After reviewing the record, we vacate the District Court's judgment and remand for further proceedings consistent with this order. The District Court determined that the Policy unambiguously excluded damage caused by storm surges. Madelaine Chocolate Novelties v. Great N. Ins. Co., No. 15-CV-5830(RJD)(SMG)(GRB), 2017 WL 4280550, at *1 (E.D.N.Y. Sept. 26, 2017) hereinafter District Court Opinion]. Its reasoning proceeded in two parts. First, the District Court cited two non-precedential opinions from this Circuit categorizing storm surges as "floods" under similar insurance policies. See Nat'l R.R. Passenger Corp. v. Aspen Specialty Ins. Co., 661 F. App'x 10, 13 (2d Cir. 2016); New Sea Crest Health Care Ctr., LLC v. Lexington Ins. Co., No. 12-CV-6414(RJD)(RLM), 2014 WL 2879839, at *3 (E.D.N.Y. June 24, 2014). These cases are inapposite because the insurance policies analyzed therein did not involve endorsements that explicitly added to the definition of a covered peril. Here, by contrast, the Windstorm Endorsement adds an ACC clause to the definition of a covered peril for the entire Policy.

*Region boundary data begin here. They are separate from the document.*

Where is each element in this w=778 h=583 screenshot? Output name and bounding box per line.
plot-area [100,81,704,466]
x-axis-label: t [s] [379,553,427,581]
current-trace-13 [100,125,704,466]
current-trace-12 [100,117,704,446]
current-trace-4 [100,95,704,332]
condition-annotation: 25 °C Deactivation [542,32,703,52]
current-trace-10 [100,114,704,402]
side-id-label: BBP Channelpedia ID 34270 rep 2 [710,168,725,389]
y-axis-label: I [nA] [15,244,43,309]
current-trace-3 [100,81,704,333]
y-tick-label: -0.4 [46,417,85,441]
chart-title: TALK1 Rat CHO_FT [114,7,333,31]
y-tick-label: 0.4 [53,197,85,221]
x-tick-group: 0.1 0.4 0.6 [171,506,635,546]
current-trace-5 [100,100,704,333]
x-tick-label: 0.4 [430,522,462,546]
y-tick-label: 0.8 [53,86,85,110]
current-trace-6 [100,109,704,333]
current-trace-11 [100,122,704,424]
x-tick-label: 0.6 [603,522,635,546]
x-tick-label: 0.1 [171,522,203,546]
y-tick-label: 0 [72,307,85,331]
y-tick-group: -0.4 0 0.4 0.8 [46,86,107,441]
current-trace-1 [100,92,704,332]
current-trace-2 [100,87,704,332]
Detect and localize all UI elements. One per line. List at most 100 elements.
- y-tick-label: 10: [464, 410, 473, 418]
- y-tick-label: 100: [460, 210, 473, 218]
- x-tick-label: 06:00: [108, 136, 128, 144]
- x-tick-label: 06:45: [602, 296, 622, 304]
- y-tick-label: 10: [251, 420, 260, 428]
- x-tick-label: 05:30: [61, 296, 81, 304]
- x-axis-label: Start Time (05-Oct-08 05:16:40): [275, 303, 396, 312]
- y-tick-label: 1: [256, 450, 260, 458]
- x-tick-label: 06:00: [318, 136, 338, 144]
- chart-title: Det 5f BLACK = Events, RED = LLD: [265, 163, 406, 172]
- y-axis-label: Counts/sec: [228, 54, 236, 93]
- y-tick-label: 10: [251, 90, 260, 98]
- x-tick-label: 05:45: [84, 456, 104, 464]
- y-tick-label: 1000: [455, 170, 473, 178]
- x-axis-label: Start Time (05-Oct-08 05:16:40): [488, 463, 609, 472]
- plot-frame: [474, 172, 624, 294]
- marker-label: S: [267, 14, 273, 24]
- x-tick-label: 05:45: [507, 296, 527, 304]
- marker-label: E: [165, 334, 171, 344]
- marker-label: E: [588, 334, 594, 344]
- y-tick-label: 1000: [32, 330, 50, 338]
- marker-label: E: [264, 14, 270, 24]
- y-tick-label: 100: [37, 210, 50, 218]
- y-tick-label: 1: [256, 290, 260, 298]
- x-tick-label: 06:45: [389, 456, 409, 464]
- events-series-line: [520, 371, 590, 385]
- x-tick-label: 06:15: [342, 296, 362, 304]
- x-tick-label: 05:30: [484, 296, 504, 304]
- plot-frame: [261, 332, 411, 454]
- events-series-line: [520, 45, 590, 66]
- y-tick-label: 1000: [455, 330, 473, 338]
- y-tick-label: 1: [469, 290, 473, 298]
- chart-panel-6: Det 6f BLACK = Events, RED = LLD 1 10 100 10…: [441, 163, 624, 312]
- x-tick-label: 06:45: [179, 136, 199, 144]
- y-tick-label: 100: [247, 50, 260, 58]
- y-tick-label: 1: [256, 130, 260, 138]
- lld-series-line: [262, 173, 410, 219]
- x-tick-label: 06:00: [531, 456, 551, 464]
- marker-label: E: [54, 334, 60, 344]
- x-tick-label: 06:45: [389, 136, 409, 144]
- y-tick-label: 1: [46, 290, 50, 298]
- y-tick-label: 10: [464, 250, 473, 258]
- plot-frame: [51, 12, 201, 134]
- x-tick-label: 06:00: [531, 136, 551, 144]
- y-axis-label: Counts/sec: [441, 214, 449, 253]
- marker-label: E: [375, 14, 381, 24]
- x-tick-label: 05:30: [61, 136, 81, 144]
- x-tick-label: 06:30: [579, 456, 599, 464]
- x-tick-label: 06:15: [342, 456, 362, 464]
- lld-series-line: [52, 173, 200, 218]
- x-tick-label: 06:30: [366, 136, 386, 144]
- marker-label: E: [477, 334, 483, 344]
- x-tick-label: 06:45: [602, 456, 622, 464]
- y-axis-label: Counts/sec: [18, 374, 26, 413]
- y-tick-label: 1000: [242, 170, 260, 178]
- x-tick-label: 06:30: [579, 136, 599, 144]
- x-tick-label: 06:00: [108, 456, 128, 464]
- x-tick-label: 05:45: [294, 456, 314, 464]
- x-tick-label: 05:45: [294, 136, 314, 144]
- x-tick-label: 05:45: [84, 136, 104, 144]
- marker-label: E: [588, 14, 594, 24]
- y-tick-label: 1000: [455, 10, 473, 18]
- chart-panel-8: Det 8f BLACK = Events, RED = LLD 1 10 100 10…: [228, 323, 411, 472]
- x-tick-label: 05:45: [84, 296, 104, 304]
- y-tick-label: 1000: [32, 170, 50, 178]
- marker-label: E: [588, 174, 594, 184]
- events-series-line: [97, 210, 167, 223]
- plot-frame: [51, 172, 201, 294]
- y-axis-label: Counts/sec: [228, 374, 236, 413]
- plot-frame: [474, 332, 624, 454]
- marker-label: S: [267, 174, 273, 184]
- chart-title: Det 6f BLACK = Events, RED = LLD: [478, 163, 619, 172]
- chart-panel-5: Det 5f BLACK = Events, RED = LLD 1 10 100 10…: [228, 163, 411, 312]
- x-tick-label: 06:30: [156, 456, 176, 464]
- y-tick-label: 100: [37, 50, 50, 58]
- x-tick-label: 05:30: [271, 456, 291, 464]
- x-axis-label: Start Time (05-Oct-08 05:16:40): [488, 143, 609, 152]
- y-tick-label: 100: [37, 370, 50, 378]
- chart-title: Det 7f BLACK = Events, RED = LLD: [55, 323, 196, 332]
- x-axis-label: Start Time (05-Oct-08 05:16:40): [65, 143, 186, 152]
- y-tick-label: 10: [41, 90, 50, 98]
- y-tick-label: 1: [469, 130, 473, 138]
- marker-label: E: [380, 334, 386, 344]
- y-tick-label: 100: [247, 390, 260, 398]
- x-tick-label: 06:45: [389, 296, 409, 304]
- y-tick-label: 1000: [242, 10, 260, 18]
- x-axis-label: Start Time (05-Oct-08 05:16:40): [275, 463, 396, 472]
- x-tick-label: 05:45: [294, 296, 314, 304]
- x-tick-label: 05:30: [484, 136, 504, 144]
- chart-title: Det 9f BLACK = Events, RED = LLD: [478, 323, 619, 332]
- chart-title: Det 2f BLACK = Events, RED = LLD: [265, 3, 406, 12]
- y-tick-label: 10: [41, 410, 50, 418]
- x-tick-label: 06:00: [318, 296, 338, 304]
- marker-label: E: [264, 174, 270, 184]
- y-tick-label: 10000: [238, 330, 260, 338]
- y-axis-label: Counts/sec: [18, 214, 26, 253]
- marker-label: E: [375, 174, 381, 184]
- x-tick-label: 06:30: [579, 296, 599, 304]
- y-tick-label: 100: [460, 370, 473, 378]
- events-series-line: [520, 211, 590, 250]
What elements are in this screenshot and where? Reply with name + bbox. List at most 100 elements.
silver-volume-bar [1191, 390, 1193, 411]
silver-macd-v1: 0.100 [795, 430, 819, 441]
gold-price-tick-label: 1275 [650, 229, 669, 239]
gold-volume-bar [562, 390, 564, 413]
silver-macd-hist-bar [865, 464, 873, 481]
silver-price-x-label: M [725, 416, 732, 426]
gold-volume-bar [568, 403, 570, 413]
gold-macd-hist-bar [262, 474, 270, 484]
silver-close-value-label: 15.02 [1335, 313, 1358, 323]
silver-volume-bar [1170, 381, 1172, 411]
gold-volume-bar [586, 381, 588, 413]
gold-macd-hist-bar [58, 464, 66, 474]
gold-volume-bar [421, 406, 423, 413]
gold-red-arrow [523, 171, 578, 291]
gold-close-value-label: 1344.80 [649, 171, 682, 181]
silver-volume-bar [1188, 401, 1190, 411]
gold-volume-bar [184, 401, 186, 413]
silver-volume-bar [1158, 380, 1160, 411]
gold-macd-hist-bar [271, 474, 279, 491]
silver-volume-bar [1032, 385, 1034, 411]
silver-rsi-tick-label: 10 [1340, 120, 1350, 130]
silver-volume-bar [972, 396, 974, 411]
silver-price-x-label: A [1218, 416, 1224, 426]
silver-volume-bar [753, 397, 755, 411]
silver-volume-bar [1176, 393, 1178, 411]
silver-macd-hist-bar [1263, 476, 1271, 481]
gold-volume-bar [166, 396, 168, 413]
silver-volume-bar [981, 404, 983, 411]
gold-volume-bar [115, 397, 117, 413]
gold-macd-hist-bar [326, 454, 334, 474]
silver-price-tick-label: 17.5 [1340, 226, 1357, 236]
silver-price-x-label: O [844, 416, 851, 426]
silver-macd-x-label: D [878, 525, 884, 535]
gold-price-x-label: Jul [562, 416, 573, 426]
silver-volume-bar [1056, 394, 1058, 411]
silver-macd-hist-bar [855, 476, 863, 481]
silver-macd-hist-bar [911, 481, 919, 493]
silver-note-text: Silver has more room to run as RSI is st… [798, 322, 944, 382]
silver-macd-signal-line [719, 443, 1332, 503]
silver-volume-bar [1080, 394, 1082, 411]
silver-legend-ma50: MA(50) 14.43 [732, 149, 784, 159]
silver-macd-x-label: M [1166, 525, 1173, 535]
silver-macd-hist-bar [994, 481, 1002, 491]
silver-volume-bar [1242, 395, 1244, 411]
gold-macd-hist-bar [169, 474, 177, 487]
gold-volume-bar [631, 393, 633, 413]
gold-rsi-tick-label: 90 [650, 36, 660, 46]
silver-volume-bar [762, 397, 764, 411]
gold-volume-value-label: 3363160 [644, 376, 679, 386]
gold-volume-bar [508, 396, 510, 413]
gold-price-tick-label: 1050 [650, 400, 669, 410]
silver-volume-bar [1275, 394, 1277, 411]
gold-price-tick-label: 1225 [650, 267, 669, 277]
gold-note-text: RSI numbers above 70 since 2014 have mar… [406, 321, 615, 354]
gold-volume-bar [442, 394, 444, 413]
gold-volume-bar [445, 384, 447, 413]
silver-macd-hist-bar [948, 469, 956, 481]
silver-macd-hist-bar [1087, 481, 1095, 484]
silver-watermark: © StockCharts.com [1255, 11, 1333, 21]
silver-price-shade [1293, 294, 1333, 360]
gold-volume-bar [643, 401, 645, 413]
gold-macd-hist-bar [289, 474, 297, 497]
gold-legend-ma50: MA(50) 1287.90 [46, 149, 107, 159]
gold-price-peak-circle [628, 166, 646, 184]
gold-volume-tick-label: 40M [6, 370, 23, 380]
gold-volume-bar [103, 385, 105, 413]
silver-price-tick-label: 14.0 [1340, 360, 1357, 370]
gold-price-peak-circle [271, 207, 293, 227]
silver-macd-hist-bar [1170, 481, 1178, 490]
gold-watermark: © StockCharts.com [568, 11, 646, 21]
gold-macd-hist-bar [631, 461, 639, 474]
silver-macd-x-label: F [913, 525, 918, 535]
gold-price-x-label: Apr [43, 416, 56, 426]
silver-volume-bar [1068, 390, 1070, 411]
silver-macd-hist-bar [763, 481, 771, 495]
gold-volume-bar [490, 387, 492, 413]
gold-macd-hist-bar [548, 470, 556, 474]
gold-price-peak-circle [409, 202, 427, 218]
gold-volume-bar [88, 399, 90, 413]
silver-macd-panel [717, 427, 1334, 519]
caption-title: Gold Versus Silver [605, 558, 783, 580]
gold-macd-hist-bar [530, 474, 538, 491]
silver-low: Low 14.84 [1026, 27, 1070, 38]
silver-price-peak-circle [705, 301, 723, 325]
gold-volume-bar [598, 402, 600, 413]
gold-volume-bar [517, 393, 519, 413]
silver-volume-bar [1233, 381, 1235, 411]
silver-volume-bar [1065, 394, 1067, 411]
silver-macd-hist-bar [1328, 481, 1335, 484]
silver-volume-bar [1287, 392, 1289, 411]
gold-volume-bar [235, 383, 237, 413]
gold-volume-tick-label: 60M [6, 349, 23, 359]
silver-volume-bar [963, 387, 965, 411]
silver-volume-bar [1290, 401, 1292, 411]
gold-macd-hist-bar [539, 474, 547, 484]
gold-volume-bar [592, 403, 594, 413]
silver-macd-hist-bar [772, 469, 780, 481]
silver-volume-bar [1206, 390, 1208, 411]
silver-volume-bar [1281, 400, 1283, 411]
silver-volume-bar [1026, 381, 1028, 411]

Second, the District Court relied on cases from the Fifth Circuit (the "Katrina Cases") interpreting similar endorsements as merely "shift[ing] some of the insurer's [covered] risk . . . to the insured . . . by setting a limit on the value of the covered losses below which the insurer is not obligated to pay." District Court Opinion at *2 (quoting Penthouse Owners Association, Inc. v. Certain Underwriters at Lloyds, London, 612 F.3d 383, 387 (5th Cir. 2010)); see also Magistrate R&R at *10 (citing cases). However, there are multiple reasons why the Windstorm Endorsement in this case is distinguishable from the endorsements analyzed in the Katrina Cases. See Appellant's Br. Ex. B. Mainly, the Windstorm Endorsement contains a separate "Definitions" section that explicitly adds an ACC clause to the definition of "windstorm" for the entire Policy, J.A. 321; see also Appellant's Br. Ex. A, a feature that Great Northern does not dispute, Oral Arg. at 10:09-10:11, 16:08-16:16 ("It's added to the Definitions section, which applies to the whole Policy."). Because none of the Katrina Cases involved policies with this specific feature, they are of limited relevance to this case. For this reason, the District Court erred by analogizing the Windstorm Endorsement to the hurricane deductible endorsements in the Katrina Cases without further analyzing the function of an ACC clause when added to the definition of a covered peril for the entire Policy.
On remand, the District Court must assess whether the Windstorm Endorsement's ACC clause conflicts with, or otherwise creates an ambiguity vis-à-vis, the Policy's Flood Exclusion. In so doing, the District Court may consider permitting discovery into interpretive materials relating to the Windstorm Endorsement and its relationship to the Policy's coverage provisions. Further, in making this determination, the District Court should continue to be mindful of well-established precedents requiring exclusions to be set out in "clear and unmistakable language" and to be accorded a "strict and narrow construction." Clermont Armory, 84 A.D.3d at 1170. Any ambiguities in the Policy must be construed in favor of the insured. See, e.g., Belt Painting Corp., 795 N.E.2d 15, 17; Birnbaum, 83 N.E.2d 128, 131.
For the foregoing reasons, we VACATE the judgment of the District Court and REMAND for further proceedings consistent with this summary order.